Wir möchten Ihnen in diesem Teil des Lernfeldes, der sog. "Wissenserwerbsphase", das „Mehrebenenmodell des Lesens“ von Rosebrock/Nix (2008) als Instrument zur Diagnose von Lesekompetenz vorstellen. Dieses „Tortenstück“ kann Sie unterstützen, die Lesekompetenz Ihrer Schülerinnen und Schüler auf verschiedenen Ebenen einzuschätzen:
Abb.: Das Mehrebenenmodell des Lesens von Rosebrock/ Nix (2015[2008]: 15)
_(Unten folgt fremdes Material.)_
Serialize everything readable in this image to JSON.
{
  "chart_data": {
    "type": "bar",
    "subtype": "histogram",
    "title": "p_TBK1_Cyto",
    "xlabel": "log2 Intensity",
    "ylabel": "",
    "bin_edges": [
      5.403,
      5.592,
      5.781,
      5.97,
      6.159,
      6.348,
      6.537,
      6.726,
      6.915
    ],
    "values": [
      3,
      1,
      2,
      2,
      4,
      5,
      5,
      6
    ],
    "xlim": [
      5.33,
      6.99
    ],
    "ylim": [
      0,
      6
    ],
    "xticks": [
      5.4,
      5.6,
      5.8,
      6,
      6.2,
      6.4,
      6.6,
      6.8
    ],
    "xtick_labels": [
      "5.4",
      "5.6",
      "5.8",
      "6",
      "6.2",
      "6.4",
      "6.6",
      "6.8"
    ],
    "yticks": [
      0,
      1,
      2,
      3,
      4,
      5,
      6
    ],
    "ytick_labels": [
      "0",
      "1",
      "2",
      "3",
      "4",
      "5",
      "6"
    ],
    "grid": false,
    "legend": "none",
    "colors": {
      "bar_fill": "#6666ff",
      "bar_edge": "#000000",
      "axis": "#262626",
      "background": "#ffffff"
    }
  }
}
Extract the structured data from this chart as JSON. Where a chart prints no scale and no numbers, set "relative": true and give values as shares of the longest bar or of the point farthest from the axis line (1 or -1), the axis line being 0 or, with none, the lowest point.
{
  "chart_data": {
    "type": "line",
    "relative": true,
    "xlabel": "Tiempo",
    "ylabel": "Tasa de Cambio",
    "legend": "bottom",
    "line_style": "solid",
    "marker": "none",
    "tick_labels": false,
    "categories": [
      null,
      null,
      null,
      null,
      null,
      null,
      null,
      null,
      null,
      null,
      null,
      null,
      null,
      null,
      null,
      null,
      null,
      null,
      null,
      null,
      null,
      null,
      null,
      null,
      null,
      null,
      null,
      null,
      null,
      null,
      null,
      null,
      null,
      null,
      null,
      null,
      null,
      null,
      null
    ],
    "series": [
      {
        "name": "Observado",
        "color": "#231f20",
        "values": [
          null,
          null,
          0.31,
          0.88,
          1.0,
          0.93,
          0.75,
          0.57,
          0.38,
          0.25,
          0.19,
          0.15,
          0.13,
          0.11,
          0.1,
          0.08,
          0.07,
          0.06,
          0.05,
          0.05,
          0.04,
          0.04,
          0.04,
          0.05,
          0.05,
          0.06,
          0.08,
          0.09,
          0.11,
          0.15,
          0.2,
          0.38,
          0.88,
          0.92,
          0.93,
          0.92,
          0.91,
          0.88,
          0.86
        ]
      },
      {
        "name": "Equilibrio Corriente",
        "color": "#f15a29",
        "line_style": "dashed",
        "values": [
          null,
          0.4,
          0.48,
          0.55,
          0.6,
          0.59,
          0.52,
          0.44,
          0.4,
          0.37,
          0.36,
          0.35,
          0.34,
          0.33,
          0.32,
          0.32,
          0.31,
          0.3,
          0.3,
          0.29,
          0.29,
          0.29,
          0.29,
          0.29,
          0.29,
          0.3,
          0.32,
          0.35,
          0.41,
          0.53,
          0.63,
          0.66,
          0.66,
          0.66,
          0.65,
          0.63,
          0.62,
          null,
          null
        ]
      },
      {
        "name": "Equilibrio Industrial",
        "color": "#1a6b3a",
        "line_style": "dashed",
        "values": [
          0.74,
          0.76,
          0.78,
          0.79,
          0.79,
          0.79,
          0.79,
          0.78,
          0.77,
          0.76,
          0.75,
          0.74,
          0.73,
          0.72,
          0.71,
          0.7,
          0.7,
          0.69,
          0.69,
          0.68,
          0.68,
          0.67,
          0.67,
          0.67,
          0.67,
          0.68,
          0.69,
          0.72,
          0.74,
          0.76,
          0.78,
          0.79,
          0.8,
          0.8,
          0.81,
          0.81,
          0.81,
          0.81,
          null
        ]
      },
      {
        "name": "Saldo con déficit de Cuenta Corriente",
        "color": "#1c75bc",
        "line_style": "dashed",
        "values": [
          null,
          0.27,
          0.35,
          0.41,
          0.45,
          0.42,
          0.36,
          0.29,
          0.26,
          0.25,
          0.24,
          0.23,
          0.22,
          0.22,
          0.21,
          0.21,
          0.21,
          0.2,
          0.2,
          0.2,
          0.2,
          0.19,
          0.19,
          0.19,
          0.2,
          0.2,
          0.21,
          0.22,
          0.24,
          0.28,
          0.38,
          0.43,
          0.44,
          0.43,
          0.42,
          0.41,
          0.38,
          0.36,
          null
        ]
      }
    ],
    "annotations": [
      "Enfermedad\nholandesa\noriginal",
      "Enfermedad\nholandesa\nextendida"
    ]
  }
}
Lassen Sie uns das aktuell prominenteste fachdidaktische Modell von Lesekompetenz wie ein gutes Dessert genießen: Stück für Stück. Dazu gliedern wir diese Wissenserwerbsphase in drei Teile, die wir Sie bitten, chronologisch, wie aufgeführt, zu durchlaufen:
1. Lautes Denken zum „Handschuh“ – Ein Blick in den Kopf unserer Lesenden? Die Prozessebene des Lesens
2. Lesen als Teil unserer Sozialisation: Die Subjekt- und die soziale Ebene von Lesekompetenz
3. Leseleistung diagnostizieren: Das Konstrukt der Leseflüssigkeit
Wir wünschen Ihnen spannende Einblicke in das Konstrukt von Lesekompetenz, das wir auch unseren Studierenden in der Fachdidaktikeinführung vermitteln.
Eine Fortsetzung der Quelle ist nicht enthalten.